A bad McAfee update for Windows XP has millions scrambling to make sure they aren’t the next victims.
According to sources:
“DAT update 5958 deletes the svchost.exe file, which then triggers a false-positive in McAfee itself and sets off a chain of uncontrolled restarts and loss of networking functionality.”
UPDATE: McAfee has sent out a statement:
In the past 24 hours, McAfee identified a new threat that impacts Windows PCs. Researchers worked diligently to address this threat that attacks critical Windows system executables and buries itself deep into a computer’s memory.
The research team created detection and removal to address this threat. The remediation passed our quality testing and was released with the 5958 virus definition file at 2.00 PM GMT+1 (6am Pacific Time) on Wednesday, April 21.
McAfee is aware that a number of customers have incurred a false positive error due to this release.
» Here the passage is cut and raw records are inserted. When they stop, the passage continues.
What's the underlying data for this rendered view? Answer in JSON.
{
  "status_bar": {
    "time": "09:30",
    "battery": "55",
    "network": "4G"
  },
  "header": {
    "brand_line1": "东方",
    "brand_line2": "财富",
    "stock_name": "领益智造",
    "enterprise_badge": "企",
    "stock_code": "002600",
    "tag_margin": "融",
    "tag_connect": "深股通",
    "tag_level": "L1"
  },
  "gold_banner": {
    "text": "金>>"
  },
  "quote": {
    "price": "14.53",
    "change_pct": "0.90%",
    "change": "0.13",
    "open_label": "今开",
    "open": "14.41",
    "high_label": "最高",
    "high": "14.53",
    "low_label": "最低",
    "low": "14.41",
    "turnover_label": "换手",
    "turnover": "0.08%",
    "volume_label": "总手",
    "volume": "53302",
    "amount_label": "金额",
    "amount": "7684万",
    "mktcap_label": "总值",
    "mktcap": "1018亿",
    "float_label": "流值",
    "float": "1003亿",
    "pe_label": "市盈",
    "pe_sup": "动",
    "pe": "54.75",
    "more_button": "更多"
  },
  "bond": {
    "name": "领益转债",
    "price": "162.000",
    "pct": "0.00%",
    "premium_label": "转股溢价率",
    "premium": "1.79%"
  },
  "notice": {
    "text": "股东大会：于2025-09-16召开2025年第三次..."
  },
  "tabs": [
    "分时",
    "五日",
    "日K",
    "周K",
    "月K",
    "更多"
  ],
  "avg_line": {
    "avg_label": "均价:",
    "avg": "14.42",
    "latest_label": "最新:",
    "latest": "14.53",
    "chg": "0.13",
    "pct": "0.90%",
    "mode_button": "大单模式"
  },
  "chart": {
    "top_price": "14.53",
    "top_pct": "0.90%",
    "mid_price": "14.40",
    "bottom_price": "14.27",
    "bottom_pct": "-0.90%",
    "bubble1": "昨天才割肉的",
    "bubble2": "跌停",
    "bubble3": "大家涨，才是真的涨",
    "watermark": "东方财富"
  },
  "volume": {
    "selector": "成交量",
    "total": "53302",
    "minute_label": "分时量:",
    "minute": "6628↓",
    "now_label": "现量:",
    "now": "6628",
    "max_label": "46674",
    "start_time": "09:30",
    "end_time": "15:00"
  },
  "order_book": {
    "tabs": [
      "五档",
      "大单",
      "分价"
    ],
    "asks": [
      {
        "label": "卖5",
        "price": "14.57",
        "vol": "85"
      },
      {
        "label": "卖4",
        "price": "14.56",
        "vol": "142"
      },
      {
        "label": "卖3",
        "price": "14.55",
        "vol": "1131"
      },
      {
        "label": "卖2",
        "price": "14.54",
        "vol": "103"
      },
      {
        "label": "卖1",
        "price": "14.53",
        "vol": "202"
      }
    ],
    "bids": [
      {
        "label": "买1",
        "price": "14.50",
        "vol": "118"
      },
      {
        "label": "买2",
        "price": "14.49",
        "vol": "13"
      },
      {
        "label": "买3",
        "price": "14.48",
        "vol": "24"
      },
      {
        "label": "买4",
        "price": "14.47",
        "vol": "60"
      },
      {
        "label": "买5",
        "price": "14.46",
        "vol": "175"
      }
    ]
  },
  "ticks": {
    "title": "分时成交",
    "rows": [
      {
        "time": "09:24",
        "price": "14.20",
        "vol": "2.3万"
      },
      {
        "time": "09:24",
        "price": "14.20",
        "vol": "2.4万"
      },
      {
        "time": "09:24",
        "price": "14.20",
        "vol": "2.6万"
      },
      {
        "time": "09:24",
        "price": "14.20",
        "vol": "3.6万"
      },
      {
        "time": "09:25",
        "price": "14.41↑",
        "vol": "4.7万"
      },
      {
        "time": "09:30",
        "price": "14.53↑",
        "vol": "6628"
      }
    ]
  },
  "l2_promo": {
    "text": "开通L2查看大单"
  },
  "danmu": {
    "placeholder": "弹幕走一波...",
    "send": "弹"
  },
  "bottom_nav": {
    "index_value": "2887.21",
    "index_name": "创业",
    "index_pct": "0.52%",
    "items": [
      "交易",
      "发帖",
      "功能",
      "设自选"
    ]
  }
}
Corporations who kept a feature called “Scan Processes on Enable” in McAfee VirusScan Enterprise disabled, as it is by default, were not affected.
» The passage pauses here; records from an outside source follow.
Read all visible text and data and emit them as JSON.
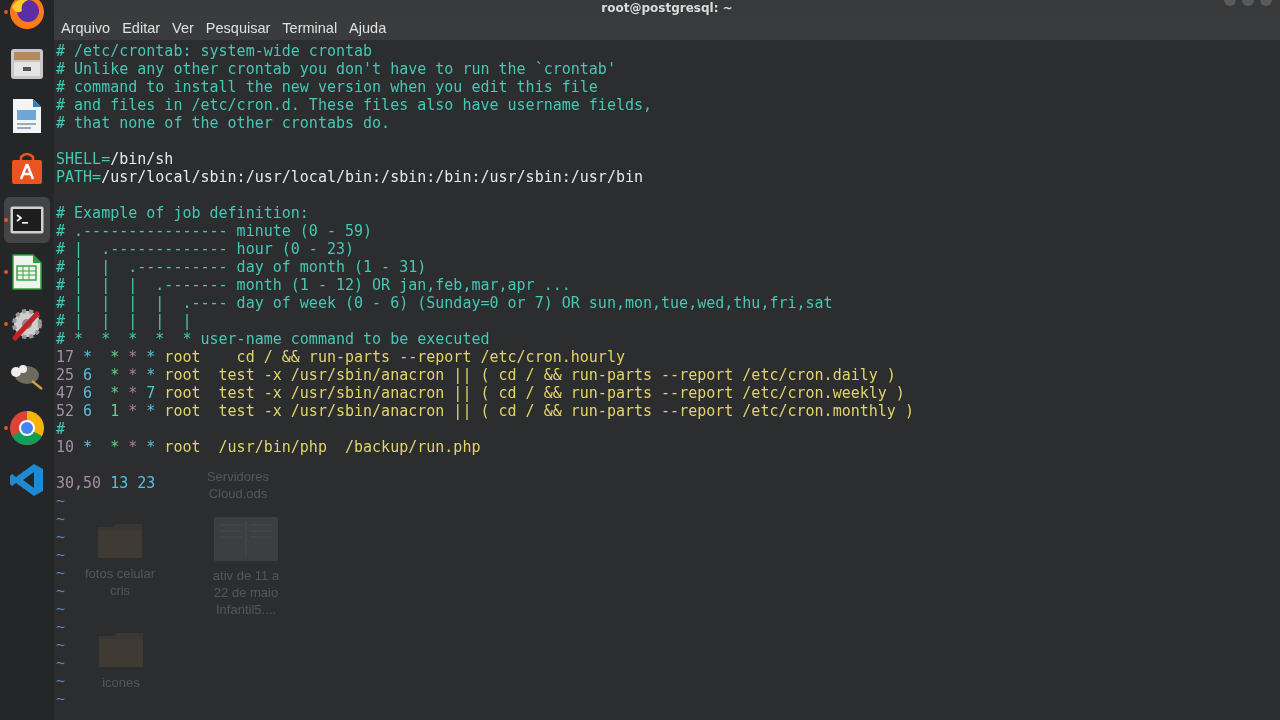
{
  "dock": {
    "items": [
      {
        "kind": "fox",
        "running": true,
        "selected": false
      },
      {
        "kind": "cabinet",
        "running": false,
        "selected": false
      },
      {
        "kind": "document",
        "running": false,
        "selected": false
      },
      {
        "kind": "bag",
        "running": false,
        "selected": false
      },
      {
        "kind": "terminal",
        "running": true,
        "selected": true
      },
      {
        "kind": "sheet",
        "running": true,
        "selected": false
      },
      {
        "kind": "wrench",
        "running": true,
        "selected": false
      },
      {
        "kind": "creature",
        "running": false,
        "selected": false
      },
      {
        "kind": "wheel",
        "running": true,
        "selected": false
      },
      {
        "kind": "ribbon",
        "running": false,
        "selected": false
      }
    ]
  },
  "window": {
    "title": "root@postgresql: ~"
  },
  "menu": [
    "Arquivo",
    "Editar",
    "Ver",
    "Pesquisar",
    "Terminal",
    "Ajuda"
  ],
  "desktop_icons": [
    {
      "label": "Servidores Cloud.ods"
    },
    {
      "label": "fotos celular cris",
      "kind": "folder"
    },
    {
      "label": "ativ de 11 a 22 de maio Infantil5....",
      "kind": "document"
    },
    {
      "label": "icones",
      "kind": "folder"
    }
  ],
  "terminal": {
    "lines": [
      {
        "kind": "code",
        "segments": [
          {
            "kind": "comment",
            "text": "# /etc/crontab: system-wide crontab"
          }
        ]
      },
      {
        "kind": "code",
        "segments": [
          {
            "kind": "comment",
            "text": "# Unlike any other crontab you don't have to run the `crontab'"
          }
        ]
      },
      {
        "kind": "code",
        "segments": [
          {
            "kind": "comment",
            "text": "# command to install the new version when you edit this file"
          }
        ]
      },
      {
        "kind": "code",
        "segments": [
          {
            "kind": "comment",
            "text": "# and files in /etc/cron.d. These files also have username fields,"
          }
        ]
      },
      {
        "kind": "code",
        "segments": [
          {
            "kind": "comment",
            "text": "# that none of the other crontabs do."
          }
        ]
      },
      {
        "kind": "blank"
      },
      {
        "kind": "code",
        "segments": [
          {
            "kind": "variable",
            "text": "SHELL="
          },
          {
            "kind": "value",
            "text": "/bin/sh"
          }
        ]
      },
      {
        "kind": "code",
        "segments": [
          {
            "kind": "variable",
            "text": "PATH="
          },
          {
            "kind": "value",
            "text": "/usr/local/sbin:/usr/local/bin:/sbin:/bin:/usr/sbin:/usr/bin"
          }
        ]
      },
      {
        "kind": "blank"
      },
      {
        "kind": "code",
        "segments": [
          {
            "kind": "comment",
            "text": "# Example of job definition:"
          }
        ]
      },
      {
        "kind": "code",
        "segments": [
          {
            "kind": "comment",
            "text": "# .---------------- minute (0 - 59)"
          }
        ]
      },
      {
        "kind": "code",
        "segments": [
          {
            "kind": "comment",
            "text": "# |  .------------- hour (0 - 23)"
          }
        ]
      },
      {
        "kind": "code",
        "segments": [
          {
            "kind": "comment",
            "text": "# |  |  .---------- day of month (1 - 31)"
          }
        ]
      },
      {
        "kind": "code",
        "segments": [
          {
            "kind": "comment",
            "text": "# |  |  |  .------- month (1 - 12) OR jan,feb,mar,apr ..."
          }
        ]
      },
      {
        "kind": "code",
        "segments": [
          {
            "kind": "comment",
            "text": "# |  |  |  |  .---- day of week (0 - 6) (Sunday=0 or 7) OR sun,mon,tue,wed,thu,fri,sat"
          }
        ]
      },
      {
        "kind": "code",
        "segments": [
          {
            "kind": "comment",
            "text": "# |  |  |  |  |"
          }
        ]
      },
      {
        "kind": "code",
        "segments": [
          {
            "kind": "comment",
            "text": "# *  *  *  *  * user-name command to be executed"
          }
        ]
      },
      {
        "kind": "code",
        "segments": [
          {
            "kind": "minute",
            "text": "17"
          },
          {
            "kind": "hour",
            "text": " *"
          },
          {
            "kind": "day",
            "text": "  *"
          },
          {
            "kind": "month",
            "text": " *"
          },
          {
            "kind": "weekday",
            "text": " *"
          },
          {
            "kind": "command",
            "text": " root    cd / && run-parts --report /etc/cron.hourly"
          }
        ]
      },
      {
        "kind": "code",
        "segments": [
          {
            "kind": "minute",
            "text": "25"
          },
          {
            "kind": "hour",
            "text": " 6"
          },
          {
            "kind": "day",
            "text": "  *"
          },
          {
            "kind": "month",
            "text": " *"
          },
          {
            "kind": "weekday",
            "text": " *"
          },
          {
            "kind": "command",
            "text": " root  test -x /usr/sbin/anacron || ( cd / && run-parts --report /etc/cron.daily )"
          }
        ]
      },
      {
        "kind": "code",
        "segments": [
          {
            "kind": "minute",
            "text": "47"
          },
          {
            "kind": "hour",
            "text": " 6"
          },
          {
            "kind": "day",
            "text": "  *"
          },
          {
            "kind": "month",
            "text": " *"
          },
          {
            "kind": "weekday",
            "text": " 7"
          },
          {
            "kind": "command",
            "text": " root  test -x /usr/sbin/anacron || ( cd / && run-parts --report /etc/cron.weekly )"
          }
        ]
      },
      {
        "kind": "code",
        "segments": [
          {
            "kind": "minute",
            "text": "52"
          },
          {
            "kind": "hour",
            "text": " 6"
          },
          {
            "kind": "day",
            "text": "  1"
          },
          {
            "kind": "month",
            "text": " *"
          },
          {
            "kind": "weekday",
            "text": " *"
          },
          {
            "kind": "command",
            "text": " root  test -x /usr/sbin/anacron || ( cd / && run-parts --report /etc/cron.monthly )"
          }
        ]
      },
      {
        "kind": "code",
        "segments": [
          {
            "kind": "comment",
            "text": "#"
          }
        ]
      },
      {
        "kind": "code",
        "segments": [
          {
            "kind": "minute",
            "text": "10"
          },
          {
            "kind": "hour",
            "text": " *"
          },
          {
            "kind": "day",
            "text": "  *"
          },
          {
            "kind": "month",
            "text": " *"
          },
          {
            "kind": "weekday",
            "text": " *"
          },
          {
            "kind": "command",
            "text": " root  /usr/bin/php  /backup/run.php"
          }
        ]
      },
      {
        "kind": "blank"
      },
      {
        "kind": "code",
        "segments": [
          {
            "kind": "minute",
            "text": "30,50"
          },
          {
            "kind": "hour",
            "text": " 13"
          },
          {
            "kind": "weekday",
            "text": " 23"
          }
        ]
      },
      {
        "kind": "marker",
        "text": "~"
      },
      {
        "kind": "marker",
        "text": "~"
      },
      {
        "kind": "marker",
        "text": "~"
      },
      {
        "kind": "marker",
        "text": "~"
      },
      {
        "kind": "marker",
        "text": "~"
      },
      {
        "kind": "marker",
        "text": "~"
      },
      {
        "kind": "marker",
        "text": "~"
      },
      {
        "kind": "marker",
        "text": "~"
      },
      {
        "kind": "marker",
        "text": "~"
      },
      {
        "kind": "marker",
        "text": "~"
      },
      {
        "kind": "marker",
        "text": "~"
      },
      {
        "kind": "marker",
        "text": "~"
      }
    ]
  }
}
Our initial investigation indicates that the error can result in moderate to significant issues on systems running Windows XP Service Pack 3.
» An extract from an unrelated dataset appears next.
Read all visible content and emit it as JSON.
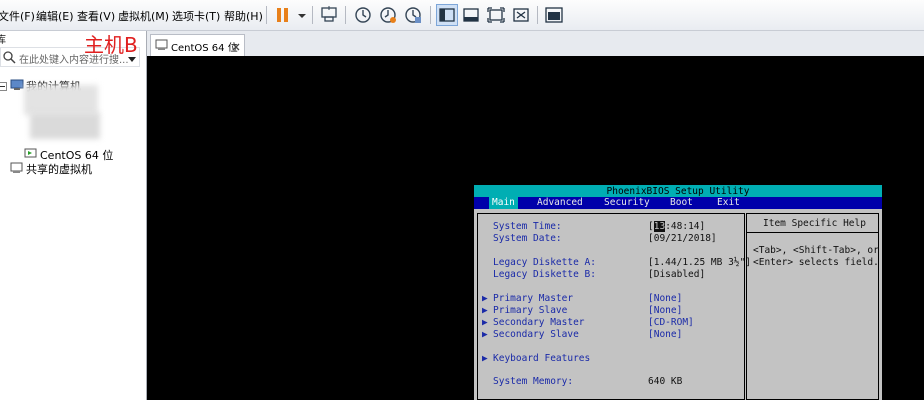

The faulty update was quickly removed from all McAfee download servers, preventing any further impact on customers. We are not aware of significant impact on consumers.
McAfee teams are working with the highest priority to support impacted customers. We have also worked swiftly and released an updated virus definition file (5959) within hours and are providing our customers detailed guidance on how to repair any impacted systems.
We are investigating how the incorrect detection made it into our DAT files and will take measures to prevent this from reoccurring.
We sincerely apologize for the inconvenience this has caused our customers.
So that’s good news for consumers, and every bit as terrible news as expected for corporate users who’ve already been burned. This shows you that ever thing has a flaw no matter what!